3 out of 5
Directed by: Charles E. Sellier, Jr.
Sure, it’s a slasher that revels in its slashery tropes of gory kills, dark humor, and excessive boob nudity – this last bit rather uncomfortably tied to instances of rape – and despite claims, at the time, to the contrary, the flick was clearly trying to bait a certain amount of notoriety by focusing on a killer Santa (although I don’t believe it was the first killer Santa movie…), but the first Silent Night, Deadly Night also shows an interesting dedication to relative realism in a lot of regards (relative realism) and is up front with its setup, not trying to hide events behind any twist or reveals, which gives it an unusually weighty feel… before it descends into franchise-hopeful catchphrases.
It’s 1971, nearing Christmas, and young Billy Chapman peruses a kid’s book on Santa while he and his baby brother, Ricky, are being driven by the parents to visit grandpa at the old folks’ home. Billy is left alone with the spookily silent old coot, as mom and dad step aside with the doctor to hear about gramps’ declining mental state. And then grandpa turns to Billy and lets him know the truth about Santa: those who are naughty are punished. Have you been naughty, Billy?

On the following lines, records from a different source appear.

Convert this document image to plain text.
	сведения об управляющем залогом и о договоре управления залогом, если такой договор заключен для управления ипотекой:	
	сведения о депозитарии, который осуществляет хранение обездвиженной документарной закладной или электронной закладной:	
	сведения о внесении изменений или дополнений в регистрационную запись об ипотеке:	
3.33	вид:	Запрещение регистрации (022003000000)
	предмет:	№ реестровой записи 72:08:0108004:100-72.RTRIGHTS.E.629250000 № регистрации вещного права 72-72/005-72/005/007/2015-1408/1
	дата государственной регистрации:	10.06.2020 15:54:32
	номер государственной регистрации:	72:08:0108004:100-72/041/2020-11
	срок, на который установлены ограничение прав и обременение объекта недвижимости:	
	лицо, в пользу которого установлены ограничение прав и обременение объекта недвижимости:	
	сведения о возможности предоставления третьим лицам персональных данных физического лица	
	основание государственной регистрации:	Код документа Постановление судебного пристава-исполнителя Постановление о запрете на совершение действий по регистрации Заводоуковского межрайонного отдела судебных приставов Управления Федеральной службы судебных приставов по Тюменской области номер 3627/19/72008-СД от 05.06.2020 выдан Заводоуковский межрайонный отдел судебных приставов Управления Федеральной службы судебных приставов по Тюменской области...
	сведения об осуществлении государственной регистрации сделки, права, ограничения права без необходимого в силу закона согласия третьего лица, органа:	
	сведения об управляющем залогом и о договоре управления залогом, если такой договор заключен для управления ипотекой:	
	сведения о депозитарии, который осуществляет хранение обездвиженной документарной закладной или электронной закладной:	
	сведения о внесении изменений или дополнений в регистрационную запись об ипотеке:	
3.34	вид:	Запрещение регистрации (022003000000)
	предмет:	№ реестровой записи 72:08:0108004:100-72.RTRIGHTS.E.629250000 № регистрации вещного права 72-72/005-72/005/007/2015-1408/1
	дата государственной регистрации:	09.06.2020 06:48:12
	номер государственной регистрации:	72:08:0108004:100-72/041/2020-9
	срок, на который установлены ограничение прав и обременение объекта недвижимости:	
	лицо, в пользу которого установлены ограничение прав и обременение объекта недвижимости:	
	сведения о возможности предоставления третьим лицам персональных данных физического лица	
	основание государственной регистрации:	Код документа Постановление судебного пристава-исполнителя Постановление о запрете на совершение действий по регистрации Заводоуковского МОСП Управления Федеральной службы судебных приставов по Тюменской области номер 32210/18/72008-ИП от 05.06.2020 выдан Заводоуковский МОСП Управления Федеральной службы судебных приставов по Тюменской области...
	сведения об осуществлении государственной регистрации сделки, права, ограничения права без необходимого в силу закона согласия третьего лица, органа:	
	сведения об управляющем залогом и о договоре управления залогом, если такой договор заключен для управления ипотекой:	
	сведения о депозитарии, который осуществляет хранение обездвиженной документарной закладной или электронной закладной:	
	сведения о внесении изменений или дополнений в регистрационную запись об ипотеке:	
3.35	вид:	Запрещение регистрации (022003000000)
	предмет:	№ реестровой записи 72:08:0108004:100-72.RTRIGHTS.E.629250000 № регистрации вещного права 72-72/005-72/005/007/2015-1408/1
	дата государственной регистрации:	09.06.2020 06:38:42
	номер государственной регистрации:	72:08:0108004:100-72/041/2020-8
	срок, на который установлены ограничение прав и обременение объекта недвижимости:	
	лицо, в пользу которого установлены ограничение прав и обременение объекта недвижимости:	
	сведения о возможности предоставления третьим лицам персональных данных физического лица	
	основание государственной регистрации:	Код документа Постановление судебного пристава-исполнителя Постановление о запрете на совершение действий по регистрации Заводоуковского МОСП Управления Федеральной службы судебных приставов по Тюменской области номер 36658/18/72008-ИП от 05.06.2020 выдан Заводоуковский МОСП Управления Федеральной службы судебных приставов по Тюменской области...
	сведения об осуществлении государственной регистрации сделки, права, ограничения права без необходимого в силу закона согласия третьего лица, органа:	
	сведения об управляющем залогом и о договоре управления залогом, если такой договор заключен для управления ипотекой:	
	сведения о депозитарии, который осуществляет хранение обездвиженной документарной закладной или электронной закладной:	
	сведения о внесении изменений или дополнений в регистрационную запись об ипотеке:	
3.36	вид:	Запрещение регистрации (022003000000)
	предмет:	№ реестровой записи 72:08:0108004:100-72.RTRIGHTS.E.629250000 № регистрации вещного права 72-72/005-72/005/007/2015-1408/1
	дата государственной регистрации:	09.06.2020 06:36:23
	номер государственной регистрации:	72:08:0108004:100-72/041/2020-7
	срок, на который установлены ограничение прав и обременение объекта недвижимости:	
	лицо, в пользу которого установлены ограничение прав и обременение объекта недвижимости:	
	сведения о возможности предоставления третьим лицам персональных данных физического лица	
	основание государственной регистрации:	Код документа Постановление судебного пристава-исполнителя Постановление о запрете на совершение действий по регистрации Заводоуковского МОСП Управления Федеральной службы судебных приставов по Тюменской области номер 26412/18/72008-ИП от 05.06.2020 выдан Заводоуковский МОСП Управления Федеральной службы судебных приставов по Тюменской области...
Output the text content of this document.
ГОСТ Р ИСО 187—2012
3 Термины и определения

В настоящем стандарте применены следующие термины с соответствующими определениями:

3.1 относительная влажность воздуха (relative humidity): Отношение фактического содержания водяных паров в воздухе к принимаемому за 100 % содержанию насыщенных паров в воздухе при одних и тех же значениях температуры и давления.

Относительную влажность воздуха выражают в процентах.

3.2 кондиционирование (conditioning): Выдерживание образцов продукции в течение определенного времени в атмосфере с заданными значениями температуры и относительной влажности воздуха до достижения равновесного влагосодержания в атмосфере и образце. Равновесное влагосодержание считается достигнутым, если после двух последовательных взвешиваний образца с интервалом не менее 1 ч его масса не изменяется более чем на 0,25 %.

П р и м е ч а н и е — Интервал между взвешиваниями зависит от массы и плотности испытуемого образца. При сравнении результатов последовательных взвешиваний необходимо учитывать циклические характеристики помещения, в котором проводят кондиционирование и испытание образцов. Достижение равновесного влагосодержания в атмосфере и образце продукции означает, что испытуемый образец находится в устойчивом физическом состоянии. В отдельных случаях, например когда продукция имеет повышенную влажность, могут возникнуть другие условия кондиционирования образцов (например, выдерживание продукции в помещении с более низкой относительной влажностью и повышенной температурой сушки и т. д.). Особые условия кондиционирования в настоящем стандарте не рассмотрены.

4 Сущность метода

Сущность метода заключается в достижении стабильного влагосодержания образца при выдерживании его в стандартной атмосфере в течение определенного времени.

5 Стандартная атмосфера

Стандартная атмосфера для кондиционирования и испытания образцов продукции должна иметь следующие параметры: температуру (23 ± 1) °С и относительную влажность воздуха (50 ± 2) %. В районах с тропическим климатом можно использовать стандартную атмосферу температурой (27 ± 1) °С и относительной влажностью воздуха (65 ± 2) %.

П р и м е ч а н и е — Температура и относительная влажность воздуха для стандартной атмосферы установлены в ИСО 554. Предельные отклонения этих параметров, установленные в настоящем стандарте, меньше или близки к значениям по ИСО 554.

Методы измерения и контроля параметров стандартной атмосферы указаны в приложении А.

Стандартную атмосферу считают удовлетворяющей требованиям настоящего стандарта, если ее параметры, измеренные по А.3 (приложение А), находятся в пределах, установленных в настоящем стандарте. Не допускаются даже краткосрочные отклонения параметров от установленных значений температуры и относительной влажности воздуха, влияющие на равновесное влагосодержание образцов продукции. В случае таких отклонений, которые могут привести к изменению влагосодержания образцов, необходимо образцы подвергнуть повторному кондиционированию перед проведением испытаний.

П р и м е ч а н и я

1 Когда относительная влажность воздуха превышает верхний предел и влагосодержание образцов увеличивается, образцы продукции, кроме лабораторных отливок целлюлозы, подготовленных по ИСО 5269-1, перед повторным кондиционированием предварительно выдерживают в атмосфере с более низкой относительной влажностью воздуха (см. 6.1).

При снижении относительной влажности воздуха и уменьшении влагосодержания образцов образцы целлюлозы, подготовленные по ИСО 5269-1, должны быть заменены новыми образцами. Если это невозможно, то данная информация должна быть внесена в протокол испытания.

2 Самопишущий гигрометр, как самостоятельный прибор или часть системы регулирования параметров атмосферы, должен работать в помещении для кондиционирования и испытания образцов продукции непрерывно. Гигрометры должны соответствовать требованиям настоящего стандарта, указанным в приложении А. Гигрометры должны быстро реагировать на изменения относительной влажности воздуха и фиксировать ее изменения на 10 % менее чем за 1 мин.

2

On the drive home, Billy’s questions about an avenging Santa prompt his parents to ask where he got such ideas. Their belief in Billy mentioning that grandpa had said this is where the film’s tone / script takes a swerve around most horror setups: mom and dad respond logically, both trying to soothe Billy (as opposed to staunchly shutting him down, which is how most horror parents would act) and also shocked at grandfather’s apparent sudden mental fortitude, which is also a logical response in this case that most flicks would just blow past. This discussion is interrupted by the untimely appearance of a broken down car and its passenger – dressed up as Santa, of course – for which they stop. A preceding sequence lets us know this man is no good – he’d just robbed a convenience store – and he fulfills that no-goodness by viciously attacking the couple. Billy, already rattled by the confirmation that Santa is evil, makes a break for it and successfully hides, although both parents are killed. (After the afore-alluded to groanworthy indulgence of “let’s rip the woman’s blouse off and let the camera focus on her chest while she’s attacked…”)
It’s now 1974 and Billy and his younger brother Ricky are in an orphanage, with a typically tuff Mother Superior. The “lessons” Billy has had ingrained by his past traumas seem to only be enforced here: any slight deviance is viciously reprimanded by the Mother, and she’s especially harsh toward Billy, as she believes that the power of faith and mandated good behavior can overcome any pesky PTSD. While this is a typical enough “origin” detail for movie killers, Silent Night again stakes out some differences, by not making Mother Superior unbelievably harsh. Ignorant, absolutely, but you absolutely buy into a character with her brand of “guidance;” it’s close enough to variations we’ve likely seen enacted by teachers or parents. It should also be noted that director Charles E. Sellier, Jr. gets really nuanced and grounded performances out of the boys playing the 1971 and ’74 versions of Billy (Jonathan Best and Danny Wagner, respectively).
Flash forward to an 18 year old Billy, played with, once again, a believable mix of naivety and stoicism by Robert Brian Wilson, wanting to do right when a helpful nun from the orphanage gets him a stockboy job at a retail store, close to Christmas. He begs off any hints toward “illicit” behaviors – drinking, for example – and clearly wants to stay on the right side of naughty, without the film making any dumdum expository steps toward explaining this, yet again proving some genre notability.
Alas, the store’s hired Santa Claus takes ill, and Billy is the only one available who can fill the role…
…And then, after some further inciting incidents at that evening’s holiday party (with more rape-induced nudity, sigh…), Silent Night finally becomes the slasher it’d been building toward, with Billy picking up an axe and yelling “Punish!” before doing a round of Michael Myers / Jason Vorhees-inspired kills around the neighborhood, chopping his way back to the orphanage. These kills are pretty good, and although actor Wilson isn’t really as convincing shouting his catchphrase (which gets repetitive) or doing the unhinged killer shtick, the movie still has some appreciative balance with tropes (two teens having sex get killed) and that relative realism, as the cops are pretty quick to jump on things and – for the most part – competently respond.
This is still mostly a B-movie, mind you, as well as a totally average slasher, but there’s also enough unique points in its favor – and, when it’s slashy, some really funny bits and good kills – to make it a worthwhile viewing, and notable beyond its at-the-time notoriety.